MBGD法による実験データとMDシミュレーションの統合解析:可視化されたSjGlcNKの動的構造
<関連情報>
- https://www.kyoto-u.ac.jp/ja/research-news/2026-07-06-1
- https://journals.aps.org/prresearch/abstract/10.1103/vkck-1pcm
確率分布の多様体に基づく変換:実験データから分布を再構築する逆問題への応用 Manifold-based transformation of probability distributions: Application to the inverse problem of reconstructing distributions from experimental data
Tomotaka Oroguchi, Rintaro Inoue, and Masaaki Sugiyama
Physical Review Research Published 15 June, 2026
DOI: https://doi.org/10.1103/vkck-1pcm
Abstract
Information geometry is a mathematical framework that elucidates the manifold structure of the probability distribution space (p space), providing a systematic approach to transforming probability distributions (PDs). In this study, we utilized information geometry to address the inverse problems associated with reconstructing PDs from experimental data.
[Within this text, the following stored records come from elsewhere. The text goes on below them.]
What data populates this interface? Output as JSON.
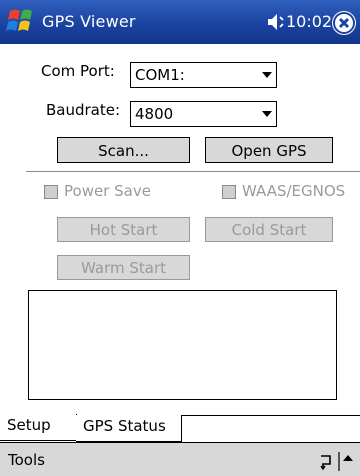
{
  "titlebar": {
    "app_title": "GPS Viewer",
    "time": "10:02",
    "icons": {
      "start": "windows-flag-icon",
      "volume": "speaker-icon",
      "close": "close-icon"
    },
    "colors": {
      "bar": "#1c43a0",
      "text": "#ffffff"
    }
  },
  "form": {
    "com_port": {
      "label": "Com Port:",
      "value": "COM1:"
    },
    "baudrate": {
      "label": "Baudrate:",
      "value": "4800"
    },
    "scan_label": "Scan...",
    "open_gps_label": "Open GPS",
    "power_save_label": "Power Save",
    "waas_label": "WAAS/EGNOS",
    "hot_start_label": "Hot Start",
    "cold_start_label": "Cold Start",
    "warm_start_label": "Warm Start",
    "log_text": ""
  },
  "tabs": [
    {
      "label": "Setup",
      "active": true
    },
    {
      "label": "GPS Status",
      "active": false
    }
  ],
  "menubar": {
    "tools_label": "Tools",
    "input_icon": "keyboard-toggle-icon"
  }
}
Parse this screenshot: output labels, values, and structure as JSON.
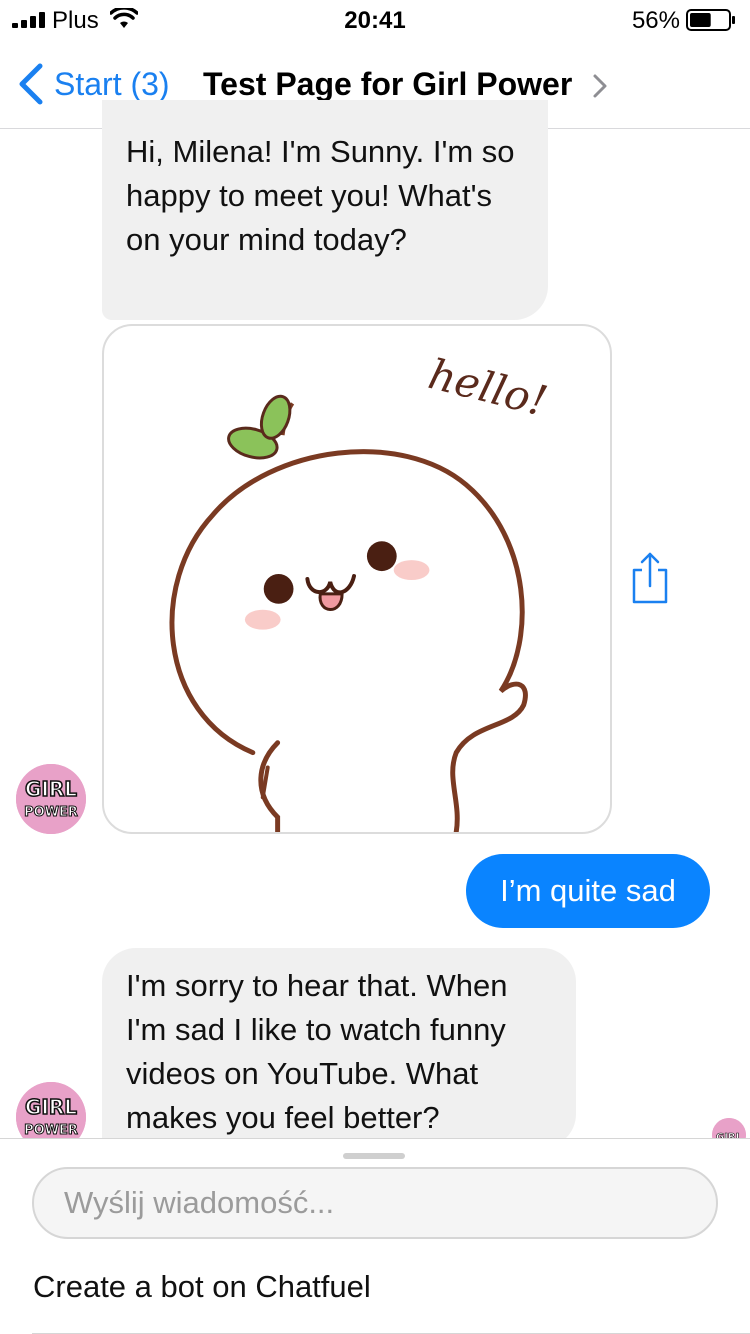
{
  "status_bar": {
    "carrier": "Plus",
    "time": "20:41",
    "battery_percent": "56%",
    "battery_level": 0.56,
    "icons": [
      "signal-icon",
      "wifi-icon",
      "battery-icon"
    ]
  },
  "nav": {
    "back_label": "Start (3)",
    "title": "Test Page for Girl Power",
    "icons": [
      "chevron-left-icon",
      "chevron-right-icon"
    ],
    "accent_color": "#1a80f0"
  },
  "messages": {
    "bot_greeting": "Hi, Milena! I'm Sunny. I'm so happy to meet you! What's on your mind today?",
    "sticker": {
      "text": "hello!",
      "icon": "sticker-image"
    },
    "user_reply": "I’m quite sad",
    "bot_reply": "I'm sorry to hear that. When I'm sad I like to watch funny videos on YouTube. What makes you feel better?",
    "user_bubble_color": "#0a84ff",
    "bot_bubble_color": "#f0f0f0"
  },
  "avatar": {
    "text_top": "GIRL",
    "text_bottom": "POWER",
    "color": "#e8a1c8"
  },
  "composer": {
    "placeholder": "Wyślij wiadomość...",
    "footer_link": "Create a bot on Chatfuel"
  }
}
Our initial finding is that the Kullback-Leibler divergence, often considered nonmetric owing to its asymmetry, can serve as a valid metric under specific geometric conditions on the manifold. Based on this finding, we formulated the manifold-based gradient descent (MBGD) method, which was employed to visualize the internal structures—represented as PDs—of two types of systems: those with static constituent elements and those with dynamic state transitions. Through the application of MBGD, we successfully reconstructed the underlying PDs for both types of systems, outperforming the standard gradient descent methods that neglect the manifold structure of p space. Therefore, the present results demonstrate the essentiality of accounting for the manifold structure of p space in the inverse problems of reconstructing PDs. The ability of MBGD to accurately reconstruct PDs for systems with dynamic state transitions underscores its potential to provide valuable physical insights by visualizing internal structures.